Laut DWS-Volkswirt Christian Scherrmann müssten zwei Bedingungen erfüllt sein, bevor die Fed ihre «falkenhafte Pause» beendet. «Erstens, dass die Zölle tatsächlich keinen Zweitrundeneffekt abseits der erwarteten Preisniveauverschiebung haben und zweitens, dass sich Nachfrage und Arbeitsmärkte ausreichend abschwächen, um disinflationäre Erwartungen zu formulieren.»

Powell unter Beschuss

Doch in den USA haben die Zinsen seit der Amtsübernahme durch Präsident Donald Trump auch eine stärkere politische Dimension bekommen. Seine Kritik an Jerome Powell, die bis hin zu Gedankenspielen zu einer Absetzung reichte, dürfte auch in den kommenden Monaten weitergehen.

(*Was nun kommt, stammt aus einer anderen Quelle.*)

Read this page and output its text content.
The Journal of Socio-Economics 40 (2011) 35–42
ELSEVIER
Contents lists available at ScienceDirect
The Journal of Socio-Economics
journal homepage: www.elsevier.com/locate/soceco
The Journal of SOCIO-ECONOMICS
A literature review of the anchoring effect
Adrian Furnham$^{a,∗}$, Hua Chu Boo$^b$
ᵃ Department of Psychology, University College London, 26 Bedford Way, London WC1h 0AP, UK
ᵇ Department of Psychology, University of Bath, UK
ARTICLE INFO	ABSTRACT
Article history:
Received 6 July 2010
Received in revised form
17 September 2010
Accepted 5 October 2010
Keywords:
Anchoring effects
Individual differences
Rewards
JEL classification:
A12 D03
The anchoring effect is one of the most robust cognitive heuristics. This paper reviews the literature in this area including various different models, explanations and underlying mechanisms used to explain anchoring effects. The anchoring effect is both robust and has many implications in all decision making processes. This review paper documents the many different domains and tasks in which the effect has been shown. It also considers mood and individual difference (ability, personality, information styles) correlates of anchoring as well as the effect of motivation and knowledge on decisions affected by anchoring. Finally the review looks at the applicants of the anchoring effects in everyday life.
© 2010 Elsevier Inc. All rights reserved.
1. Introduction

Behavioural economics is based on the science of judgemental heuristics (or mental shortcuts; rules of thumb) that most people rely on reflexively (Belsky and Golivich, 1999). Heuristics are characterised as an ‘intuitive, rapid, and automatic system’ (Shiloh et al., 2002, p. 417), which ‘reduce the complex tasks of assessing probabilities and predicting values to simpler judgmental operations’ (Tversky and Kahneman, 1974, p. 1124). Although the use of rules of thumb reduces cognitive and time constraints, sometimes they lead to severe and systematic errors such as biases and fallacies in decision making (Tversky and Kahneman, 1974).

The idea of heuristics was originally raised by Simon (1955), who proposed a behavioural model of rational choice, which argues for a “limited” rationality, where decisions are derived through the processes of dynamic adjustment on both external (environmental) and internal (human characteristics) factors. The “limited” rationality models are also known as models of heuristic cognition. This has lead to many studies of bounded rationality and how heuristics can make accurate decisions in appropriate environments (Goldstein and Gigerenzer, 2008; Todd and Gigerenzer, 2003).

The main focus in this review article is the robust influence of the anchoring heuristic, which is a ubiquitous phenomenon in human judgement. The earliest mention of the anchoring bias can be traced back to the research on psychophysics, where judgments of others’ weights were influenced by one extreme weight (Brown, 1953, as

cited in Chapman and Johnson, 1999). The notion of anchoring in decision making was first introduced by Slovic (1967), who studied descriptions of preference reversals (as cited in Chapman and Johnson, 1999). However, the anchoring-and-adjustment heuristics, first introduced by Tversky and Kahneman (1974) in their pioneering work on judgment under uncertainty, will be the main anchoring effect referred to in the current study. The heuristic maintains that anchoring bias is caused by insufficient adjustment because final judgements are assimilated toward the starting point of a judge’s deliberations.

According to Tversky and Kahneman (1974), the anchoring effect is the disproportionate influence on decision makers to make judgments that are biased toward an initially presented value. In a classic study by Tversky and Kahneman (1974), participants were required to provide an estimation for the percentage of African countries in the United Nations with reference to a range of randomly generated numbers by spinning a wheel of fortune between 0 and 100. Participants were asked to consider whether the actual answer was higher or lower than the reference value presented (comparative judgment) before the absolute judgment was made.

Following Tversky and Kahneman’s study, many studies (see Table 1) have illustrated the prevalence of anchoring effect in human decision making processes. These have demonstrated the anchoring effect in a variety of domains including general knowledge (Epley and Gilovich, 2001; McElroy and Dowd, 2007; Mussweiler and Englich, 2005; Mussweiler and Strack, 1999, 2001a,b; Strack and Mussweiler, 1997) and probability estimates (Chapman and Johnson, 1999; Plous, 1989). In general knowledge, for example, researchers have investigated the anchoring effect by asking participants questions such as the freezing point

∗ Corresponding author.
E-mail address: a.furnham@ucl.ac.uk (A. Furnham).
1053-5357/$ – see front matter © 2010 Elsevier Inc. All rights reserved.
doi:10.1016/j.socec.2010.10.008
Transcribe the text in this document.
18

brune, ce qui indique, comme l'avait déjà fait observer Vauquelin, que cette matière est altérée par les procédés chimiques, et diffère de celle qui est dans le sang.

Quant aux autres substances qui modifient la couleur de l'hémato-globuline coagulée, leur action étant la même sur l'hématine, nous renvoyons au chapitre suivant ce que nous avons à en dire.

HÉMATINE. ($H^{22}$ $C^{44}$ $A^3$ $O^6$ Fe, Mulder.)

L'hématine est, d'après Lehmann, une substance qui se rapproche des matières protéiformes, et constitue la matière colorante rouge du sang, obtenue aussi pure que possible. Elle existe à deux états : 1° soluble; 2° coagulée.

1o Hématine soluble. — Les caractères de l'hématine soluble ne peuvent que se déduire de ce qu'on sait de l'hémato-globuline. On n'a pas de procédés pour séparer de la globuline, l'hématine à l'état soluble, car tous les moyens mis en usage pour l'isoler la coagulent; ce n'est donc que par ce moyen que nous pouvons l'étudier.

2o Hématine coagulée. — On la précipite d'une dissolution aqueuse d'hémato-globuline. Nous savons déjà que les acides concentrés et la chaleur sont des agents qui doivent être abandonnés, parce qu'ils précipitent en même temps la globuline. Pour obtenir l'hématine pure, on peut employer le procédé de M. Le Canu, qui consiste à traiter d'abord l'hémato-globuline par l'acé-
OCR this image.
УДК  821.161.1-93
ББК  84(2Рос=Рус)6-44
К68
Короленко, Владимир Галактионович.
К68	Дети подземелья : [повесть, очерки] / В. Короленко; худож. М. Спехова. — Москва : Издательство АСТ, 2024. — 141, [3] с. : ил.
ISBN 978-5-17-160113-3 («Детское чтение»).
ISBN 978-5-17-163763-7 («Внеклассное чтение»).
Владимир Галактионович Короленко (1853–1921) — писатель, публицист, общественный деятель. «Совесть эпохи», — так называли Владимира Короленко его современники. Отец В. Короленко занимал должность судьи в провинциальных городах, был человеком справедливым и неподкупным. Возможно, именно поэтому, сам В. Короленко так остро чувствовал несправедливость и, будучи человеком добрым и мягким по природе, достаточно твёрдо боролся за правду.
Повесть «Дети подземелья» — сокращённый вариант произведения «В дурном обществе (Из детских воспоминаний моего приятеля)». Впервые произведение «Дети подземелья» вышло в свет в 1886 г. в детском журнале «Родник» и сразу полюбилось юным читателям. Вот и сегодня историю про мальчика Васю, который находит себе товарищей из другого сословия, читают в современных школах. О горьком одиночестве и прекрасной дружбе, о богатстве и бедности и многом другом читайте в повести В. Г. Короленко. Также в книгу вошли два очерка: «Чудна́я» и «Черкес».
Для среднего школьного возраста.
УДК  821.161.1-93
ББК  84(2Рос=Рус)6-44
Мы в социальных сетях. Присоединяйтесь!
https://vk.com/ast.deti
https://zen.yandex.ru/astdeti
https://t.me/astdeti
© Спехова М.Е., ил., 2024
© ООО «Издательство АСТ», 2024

Die Fed müsse nun ihre Unabhängigkeit von den Wünschen des Weissen Hauses wahren und ihren abwartenden Kurs fortsetzen, während zollpolitische Nachrichten die Märkte weiterhin aufwühlen, schreibt etwa Susan Hill von Federated Hermes.

Die EZB trifft den nächsten Zinsentscheid am 5. Juni, das Fed FOMC am 17./18. Juni und die SNB am 19. Juni.